When iterating on code, request minimal resources (1-2 cores, 1 GPU if needed, 1-2 hours). Save large allocations for production runs.

Prototyping Best Practices

Keep your notebook focused on experimentation:

# Cell 1 — Imports and configuration
import torch
import torch.nn as nn
from torch.utils.data import DataLoader
import matplotlib.pyplot as plt
import numpy as np

# Use a small subset for fast iteration
DATA_DIR = "/fs/scratch/PAS1234/$USER/datasets/my_data"
SUBSET_SIZE = 500   # Small subset for prototyping
DEVICE = "cuda" if torch.cuda.is_available() else "cpu"
# Cell 2 — Load a small data sample
dataset = MyDataset(DATA_DIR, max_samples=SUBSET_SIZE)
loader = DataLoader(dataset, batch_size=32, shuffle=True)
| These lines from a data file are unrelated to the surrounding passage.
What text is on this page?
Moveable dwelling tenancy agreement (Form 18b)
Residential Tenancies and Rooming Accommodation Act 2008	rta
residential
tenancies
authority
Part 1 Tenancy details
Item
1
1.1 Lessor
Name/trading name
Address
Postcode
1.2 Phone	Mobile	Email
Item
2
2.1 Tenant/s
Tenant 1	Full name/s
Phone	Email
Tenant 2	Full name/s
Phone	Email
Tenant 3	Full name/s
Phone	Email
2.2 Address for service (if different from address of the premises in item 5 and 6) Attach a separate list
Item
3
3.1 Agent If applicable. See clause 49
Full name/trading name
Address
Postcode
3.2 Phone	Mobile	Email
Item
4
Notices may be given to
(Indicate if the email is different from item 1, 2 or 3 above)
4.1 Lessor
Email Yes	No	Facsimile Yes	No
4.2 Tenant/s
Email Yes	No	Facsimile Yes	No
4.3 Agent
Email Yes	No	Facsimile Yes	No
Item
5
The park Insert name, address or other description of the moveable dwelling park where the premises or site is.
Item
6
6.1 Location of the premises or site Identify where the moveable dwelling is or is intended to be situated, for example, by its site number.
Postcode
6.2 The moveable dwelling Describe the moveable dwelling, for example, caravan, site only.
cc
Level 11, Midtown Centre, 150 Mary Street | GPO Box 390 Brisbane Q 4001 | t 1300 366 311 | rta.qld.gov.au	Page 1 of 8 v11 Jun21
print(f"Dataset size: {len(dataset)}")
sample, label = dataset[0]
print(f"Sample shape: {sample.shape}, Label: {label}")
# Cell 3 — Define and test model
model = MyModel(num_classes=10).to(DEVICE)
batch = next(iter(loader))
inputs, labels = batch[0].to(DEVICE), batch[1].to(DEVICE)
output = model(inputs)
print(f"Output shape: {output.shape}")
# Cell 4 — Train for a few epochs to verify everything works
optimizer = torch.optim.Adam(model.parameters(), lr=1e-3)
criterion = nn.CrossEntropyLoss()

for epoch in range(3):
    total_loss = 0
    for inputs, labels in loader:
        inputs, labels = inputs.to(DEVICE), labels.to(DEVICE)
        optimizer.zero_grad()
        loss = criterion(model(inputs), labels)
        loss.backward()
        optimizer.step()
        total_loss += loss.item()
    print(f"Epoch {epoch}: loss={total_loss/len(loader):.4f}")
# Cell 5 — Visualize results to confirm correctness
plt.plot(losses)
plt.xlabel("Step")
plt.ylabel("Loss")
plt.title("Training Loss")
plt.show()

Don't run full experiments in notebooks

Notebooks are great for prototyping, but they have drawbacks for long runs:

  • If the browser tab closes or your OnDemand session times out, you lose running state
  • Notebooks aren't easily parameterized for sweeps
  • Reproducibility is harder to guarantee (cell execution order matters)
  • They consume interactive resources that could be used for batch jobs

Stage 2: Convert to a Python Script

Once your notebook code works on a small sample, extract it into a standalone .py script.

Manual Conversion

Pull the working cells into a clean script with argparse for configuration:

src/train.py:

"""Training script — converted from prototyping notebook."""
import argparse
import os
import torch
import torch.nn as nn
from torch.utils.data import DataLoader
from src.models.model import MyModel
from src.data.dataset import MyDataset


def parse_args():
    parser = argparse.ArgumentParser(description="Train MyModel")
    parser.add_argument("--data-dir", type=str, required=True)
    parser.add_argument("--output-dir", type=str, default="results")
    parser.add_argument("--epochs", type=int, default=100)
    parser.add_argument("--batch-size", type=int, default=64)
    parser.add_argument("--lr", type=float, default=1e-3)
    parser.add_argument("--num-classes", type=int, default=10)
    parser.add_argument("--num-workers", type=int, default=4)
    parser.add_argument("--seed", type=int, default=42)
    parser.add_argument("--resume", type=str, default=None,
                        help="Path to checkpoint to resume from")
    return parser.parse_args()


def train(args):
    # Reproducibility
    torch.manual_seed(args.seed)

    device = torch.device("cuda" if torch.cuda.is_available() else "cpu")
    print(f"Using device: {device}")

    # Data
    train_dataset = MyDataset(os.path.join(args.data_dir, "train"))
    val_dataset = MyDataset(os.path.join(args.data_dir, "val"))
    train_loader = DataLoader(train_dataset, batch_size=args.batch_size,
                              shuffle=True, num_workers=args.num_workers)
    val_loader = DataLoader(val_dataset, batch_size=args.batch_size,
                            shuffle=False, num_workers=args.num_workers)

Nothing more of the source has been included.